Y no. Lo hacen porque pueden. Porque cuanto más profunda y radical sea la transgresión a las reglas sociales, mayor es el goce y sensación de estar por encima de ellas: la impunidad es el erotismo del poder. Y lo mismo da violar una niña que mandar matar a alguien, robar presupuesto y hacerse mansiones, o invitarles putas extranjeras a los cuates.

Y esa impunidad se sustenta en esos patéticos soldaditos enfundados en grotescos uniformes antimotines. ¿Quién los habita? Alcanza uno a ver, apenas, los rostros detrás de los trajes Dart Vader: algunos nerviosos y asustados, tensos entre la arrogancia de sus protecciones y el rostro que se pregunta qué chingaos hago yo aquí. Son los más sanos. Otros ponen la cara que va con el uniforme: son los más dañados, los buenos soldados, los que se la creen. Esperan su cachito de erotismo, de impunidad: ya les dieron permiso de golpear y violar. En una vida de forzado sometimiento absoluto, ¿qué mejor placer que ese?

Y nadie parece cuestionar la ruda disciplina que deforma así a un militar. Al contrario, hasta se admira. Ojalá y la sociedad entera funcionara con la disciplina y obediencia de los militares, me decía algún coronel hace tiempo. Y la gente más normal está de acuerdo. Hasta los más revolucionarios se fascinan con la parafernalia y organización militares.

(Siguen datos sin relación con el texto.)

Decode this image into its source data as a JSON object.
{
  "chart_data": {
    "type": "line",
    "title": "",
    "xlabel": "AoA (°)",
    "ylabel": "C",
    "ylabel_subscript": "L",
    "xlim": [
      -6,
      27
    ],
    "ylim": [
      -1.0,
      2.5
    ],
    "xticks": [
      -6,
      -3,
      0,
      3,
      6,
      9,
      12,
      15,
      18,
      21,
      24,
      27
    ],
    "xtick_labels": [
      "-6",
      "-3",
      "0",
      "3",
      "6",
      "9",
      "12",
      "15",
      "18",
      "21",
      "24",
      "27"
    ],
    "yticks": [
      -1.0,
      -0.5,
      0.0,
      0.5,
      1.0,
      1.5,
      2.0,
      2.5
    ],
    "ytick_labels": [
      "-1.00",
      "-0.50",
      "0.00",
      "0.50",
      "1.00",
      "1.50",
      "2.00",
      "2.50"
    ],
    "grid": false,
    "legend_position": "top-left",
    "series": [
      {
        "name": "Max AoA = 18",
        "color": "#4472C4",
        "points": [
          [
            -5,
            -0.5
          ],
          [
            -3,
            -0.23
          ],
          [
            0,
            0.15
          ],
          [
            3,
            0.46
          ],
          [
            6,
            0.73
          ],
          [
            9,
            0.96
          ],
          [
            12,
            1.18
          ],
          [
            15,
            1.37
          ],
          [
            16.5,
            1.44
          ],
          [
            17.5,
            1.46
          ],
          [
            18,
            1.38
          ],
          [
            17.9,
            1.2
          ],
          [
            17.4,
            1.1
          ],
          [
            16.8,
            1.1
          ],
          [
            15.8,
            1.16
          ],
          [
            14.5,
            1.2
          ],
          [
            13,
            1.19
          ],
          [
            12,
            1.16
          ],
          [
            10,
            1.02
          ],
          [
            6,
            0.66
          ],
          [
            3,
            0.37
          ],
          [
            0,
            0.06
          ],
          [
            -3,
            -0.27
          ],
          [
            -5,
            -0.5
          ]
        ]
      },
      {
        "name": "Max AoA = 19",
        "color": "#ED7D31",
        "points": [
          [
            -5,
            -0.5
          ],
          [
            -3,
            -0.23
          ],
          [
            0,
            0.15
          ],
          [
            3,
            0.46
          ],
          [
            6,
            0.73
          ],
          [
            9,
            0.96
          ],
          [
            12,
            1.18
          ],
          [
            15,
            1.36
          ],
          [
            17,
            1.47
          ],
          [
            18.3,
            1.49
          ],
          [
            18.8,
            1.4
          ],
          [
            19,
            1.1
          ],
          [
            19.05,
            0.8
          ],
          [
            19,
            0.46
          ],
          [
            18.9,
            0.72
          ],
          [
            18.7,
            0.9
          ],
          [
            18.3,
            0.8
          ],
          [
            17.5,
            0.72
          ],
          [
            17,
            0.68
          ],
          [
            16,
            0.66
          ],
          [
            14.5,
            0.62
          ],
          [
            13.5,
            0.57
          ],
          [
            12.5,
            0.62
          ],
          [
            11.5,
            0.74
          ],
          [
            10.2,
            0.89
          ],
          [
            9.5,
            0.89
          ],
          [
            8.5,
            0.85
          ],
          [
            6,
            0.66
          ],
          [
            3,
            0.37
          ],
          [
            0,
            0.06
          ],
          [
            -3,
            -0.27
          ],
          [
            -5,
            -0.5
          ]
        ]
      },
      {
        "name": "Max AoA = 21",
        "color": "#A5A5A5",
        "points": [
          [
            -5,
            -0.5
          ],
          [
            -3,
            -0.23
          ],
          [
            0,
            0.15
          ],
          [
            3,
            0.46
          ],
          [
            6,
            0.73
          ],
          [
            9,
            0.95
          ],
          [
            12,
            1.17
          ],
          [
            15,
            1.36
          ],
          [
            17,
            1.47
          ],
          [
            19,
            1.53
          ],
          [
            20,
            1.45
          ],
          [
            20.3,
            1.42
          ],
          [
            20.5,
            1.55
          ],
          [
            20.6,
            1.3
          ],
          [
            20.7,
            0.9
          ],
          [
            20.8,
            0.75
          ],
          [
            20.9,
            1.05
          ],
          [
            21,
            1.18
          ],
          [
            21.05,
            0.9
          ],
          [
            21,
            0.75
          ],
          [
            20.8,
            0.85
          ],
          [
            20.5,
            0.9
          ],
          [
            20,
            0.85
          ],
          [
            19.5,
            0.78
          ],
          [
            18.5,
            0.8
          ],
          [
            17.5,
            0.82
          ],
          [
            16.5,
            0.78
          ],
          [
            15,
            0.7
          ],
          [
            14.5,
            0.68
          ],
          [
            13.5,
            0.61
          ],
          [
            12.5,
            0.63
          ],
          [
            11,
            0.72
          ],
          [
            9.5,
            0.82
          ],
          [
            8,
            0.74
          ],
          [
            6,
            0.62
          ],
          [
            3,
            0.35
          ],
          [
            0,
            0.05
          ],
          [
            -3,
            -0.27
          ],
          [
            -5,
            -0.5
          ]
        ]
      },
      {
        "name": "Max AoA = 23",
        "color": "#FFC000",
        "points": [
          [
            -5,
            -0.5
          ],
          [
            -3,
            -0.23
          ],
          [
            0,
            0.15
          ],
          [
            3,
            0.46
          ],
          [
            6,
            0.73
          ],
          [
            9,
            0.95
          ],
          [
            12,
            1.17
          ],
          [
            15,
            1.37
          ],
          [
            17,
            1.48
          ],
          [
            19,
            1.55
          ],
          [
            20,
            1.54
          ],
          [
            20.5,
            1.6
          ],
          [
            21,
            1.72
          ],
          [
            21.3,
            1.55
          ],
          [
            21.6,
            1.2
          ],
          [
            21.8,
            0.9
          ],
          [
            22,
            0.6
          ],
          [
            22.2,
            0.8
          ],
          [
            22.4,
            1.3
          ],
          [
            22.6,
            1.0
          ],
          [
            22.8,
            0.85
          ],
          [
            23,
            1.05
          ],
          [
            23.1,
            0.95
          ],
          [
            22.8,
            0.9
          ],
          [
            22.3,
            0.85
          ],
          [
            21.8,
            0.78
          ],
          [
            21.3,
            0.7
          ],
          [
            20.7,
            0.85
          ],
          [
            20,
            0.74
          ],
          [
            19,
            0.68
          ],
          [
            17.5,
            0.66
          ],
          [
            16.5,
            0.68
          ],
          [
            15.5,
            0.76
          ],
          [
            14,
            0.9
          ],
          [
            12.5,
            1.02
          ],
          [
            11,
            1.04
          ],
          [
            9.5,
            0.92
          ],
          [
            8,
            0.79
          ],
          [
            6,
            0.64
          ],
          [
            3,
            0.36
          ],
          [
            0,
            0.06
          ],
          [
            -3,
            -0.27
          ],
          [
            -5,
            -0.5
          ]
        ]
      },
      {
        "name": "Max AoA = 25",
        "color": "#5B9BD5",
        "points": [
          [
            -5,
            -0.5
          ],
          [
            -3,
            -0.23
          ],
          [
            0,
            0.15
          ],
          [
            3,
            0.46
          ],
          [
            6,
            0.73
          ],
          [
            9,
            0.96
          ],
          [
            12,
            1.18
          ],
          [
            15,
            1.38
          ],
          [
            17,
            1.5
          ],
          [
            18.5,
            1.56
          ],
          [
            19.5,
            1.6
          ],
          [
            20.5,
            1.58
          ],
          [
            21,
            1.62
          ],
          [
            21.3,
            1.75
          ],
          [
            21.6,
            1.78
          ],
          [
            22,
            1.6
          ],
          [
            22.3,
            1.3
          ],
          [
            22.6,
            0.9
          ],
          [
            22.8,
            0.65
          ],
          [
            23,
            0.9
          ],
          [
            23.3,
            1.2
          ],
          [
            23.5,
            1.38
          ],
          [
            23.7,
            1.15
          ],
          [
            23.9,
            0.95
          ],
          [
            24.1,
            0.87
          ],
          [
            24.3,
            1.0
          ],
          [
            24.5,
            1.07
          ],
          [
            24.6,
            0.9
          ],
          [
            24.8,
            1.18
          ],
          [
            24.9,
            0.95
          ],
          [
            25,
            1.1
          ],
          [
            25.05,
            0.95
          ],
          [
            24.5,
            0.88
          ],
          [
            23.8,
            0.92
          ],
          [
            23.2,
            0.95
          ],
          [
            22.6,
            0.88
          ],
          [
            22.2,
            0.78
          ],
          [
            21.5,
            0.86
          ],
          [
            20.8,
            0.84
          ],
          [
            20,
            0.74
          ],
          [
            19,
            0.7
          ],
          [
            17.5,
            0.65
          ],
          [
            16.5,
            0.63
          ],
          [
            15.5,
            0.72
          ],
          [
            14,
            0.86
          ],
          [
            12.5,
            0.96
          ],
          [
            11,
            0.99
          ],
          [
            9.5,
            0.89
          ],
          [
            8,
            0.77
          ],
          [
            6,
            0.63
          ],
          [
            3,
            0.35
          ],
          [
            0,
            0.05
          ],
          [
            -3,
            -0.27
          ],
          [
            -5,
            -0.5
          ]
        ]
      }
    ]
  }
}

Yo no. Y me da dolor reconocer que la película mencionada, en efecto, es una payasada, un divertimento crítico y nada más. Si no fuera así, acompañaría a esos locos cuando, una vez que su pueblo ha sido retomado por los habitantes y ejércitos de la realidad, se retiran tristemente a su manicomio y echan llave. Que los seres reales y realistas se maten entre ellos. Yo qué.